Con Legge 126 del 13 ottobre 2020 (ex dlgs 104/2020) lo Stato ha distribuito alle regioni 478.218.772 euro allo scopo di ridurre le liste di attesa per le prestazioni di ricovero, di specialistica ambulatoriale e di screening non erogate ai cittadini, stante l’emergenza pandemica da Covid.
L’utilizzo di tali risorse è stato prorogato al 31 dicembre 2021 e, attualmente, rientra nelle disponibilità delle regioni e, quindi, delle aziende, per retribuire il personale medico e non medico, sotto forma di prestazioni aggiuntive, inclusa l’attività chirurgica. Come sono state utilizzate queste risorse? Hanno sortito l’effetto desiderato? I professionisti sono stati coinvolti? Per rispondere a queste domande, il coordinamento CIMO-LAB ho condotto un’indagine conoscitiva tra i 20 segretari regionali CIMO ed ha accertato che solo il 20% degli stessi è a conoscenza dell’entità residua di tali risorse; che solo il 35% delle aziende riconosce al personale sanitario la tariffa oraria prevista dalla Legge e il 15% delle stesse, applica la norma in maniera non conforme.

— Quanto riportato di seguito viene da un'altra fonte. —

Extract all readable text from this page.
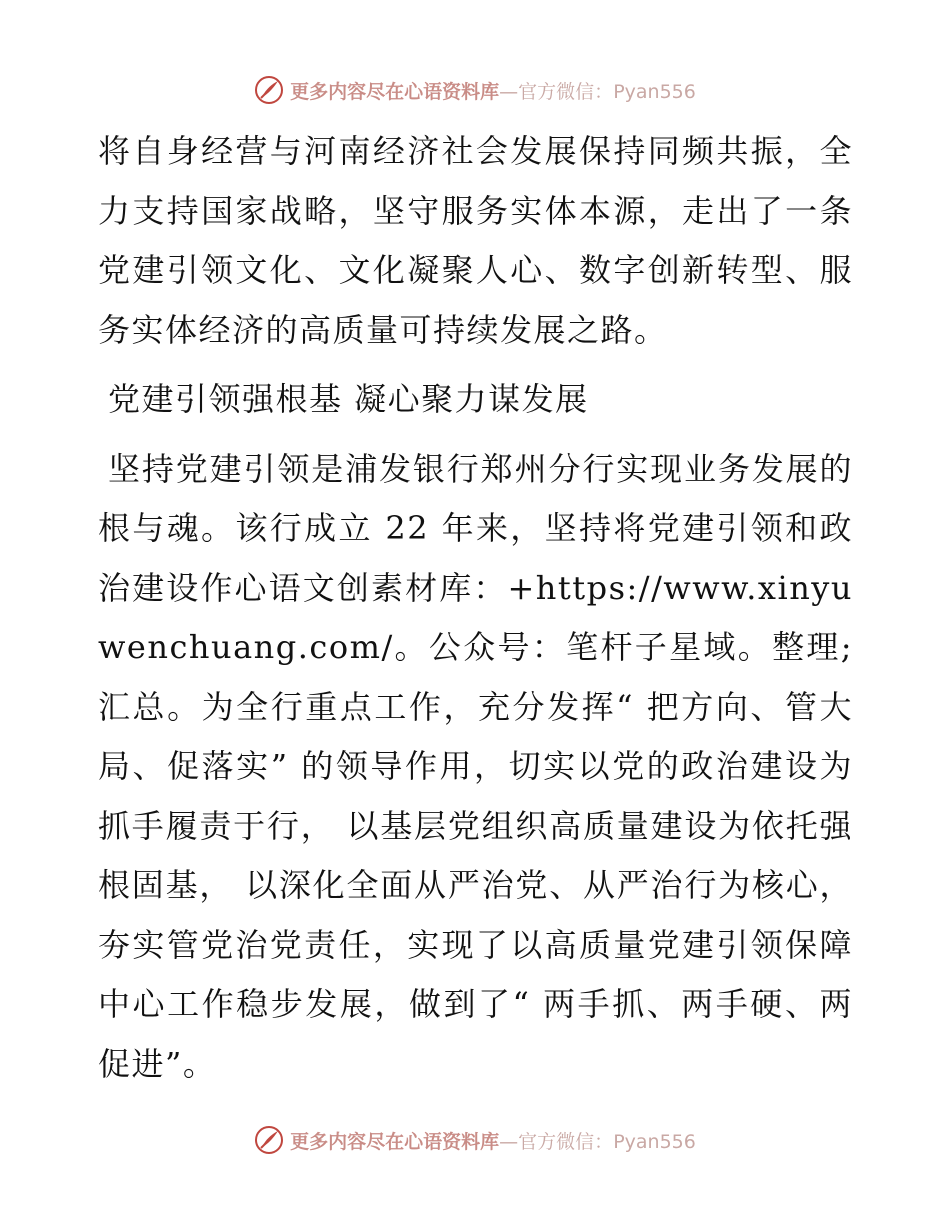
更多内容尽在心语资料库—官方微信：Pyan556

将自身经营与河南经济社会发展保持同频共振，全力支持国家战略，坚守服务实体本源，走出了一条党建引领文化、文化凝聚人心、数字创新转型、服务实体经济的高质量可持续发展之路。

党建引领强根基 凝心聚力谋发展

坚持党建引领是浦发银行郑州分行实现业务发展的根与魂。该行成立 22 年来，坚持将党建引领和政治建设作心语文创素材库：+https://www.xinyuwenchuang.com/。公众号：笔杆子星域。整理;汇总。为全行重点工作，充分发挥“ 把方向、管大局、促落实” 的领导作用，切实以党的政治建设为抓手履责于行， 以基层党组织高质量建设为依托强根固基， 以深化全面从严治党、从严治行为核心，夯实管党治党责任，实现了以高质量党建引领保障中心工作稳步发展，做到了“ 两手抓、两手硬、两促进”。

更多内容尽在心语资料库—官方微信：Pyan556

“Senza voler entrare nel merito delle scelte aziendali – dichiara Cristina Cenci responsabile del coordinamento – dalla nostra indagine emerge, tuttavia, con chiarezza, l’assenza di trasparenza e informazione sul corretto utilizzo delle risorse, proprio mentre si alza il grido d’allarme dei cittadini e delle associazioni, per i lunghi tempi di attesa delle prestazioni specialistiche ambulatoriali e chirurgiche, stante il mancato aumento dell’offerta sanitaria”.
“Ancora una volta si ha la percezione che le lungaggini burocratiche impediscano il concreto raggiungimento degli obiettivi di Governo – commenta Guido Quici, presidente della Federazione CIMO-FESMED – tanto che, per alcune regioni, le attività sanitarie aggiuntive, sono state avviate nel corrente mese di novembre, il che impedisce di fatto, il completo utilizzo dei fondi”.
“Non vorremmo, a questo punto, che a qualche decisore politico “illuminato” venga nuovamente l’idea di fronteggiare il problema delle liste d’attesa bloccando l’attività libero professionale del medico, provvedimento del tutto influente e demagogico, ma chiaro segnale di non voler utilizzare queste risorse per aiutare i cittadini”, conclude Quici.
E’ intenzione, quindi, della Federazione CIMO-FESMED, di chiedere accesso agli atti presso le singole regioni/aziende, per conoscere le modalità di assegnazione e gli eventuali residui, anche in considerazione del fatto che occorre definire una ulteriore proroga, per consentire il pieno utilizzo delle risorse, a favore di chi attende da troppo tempo.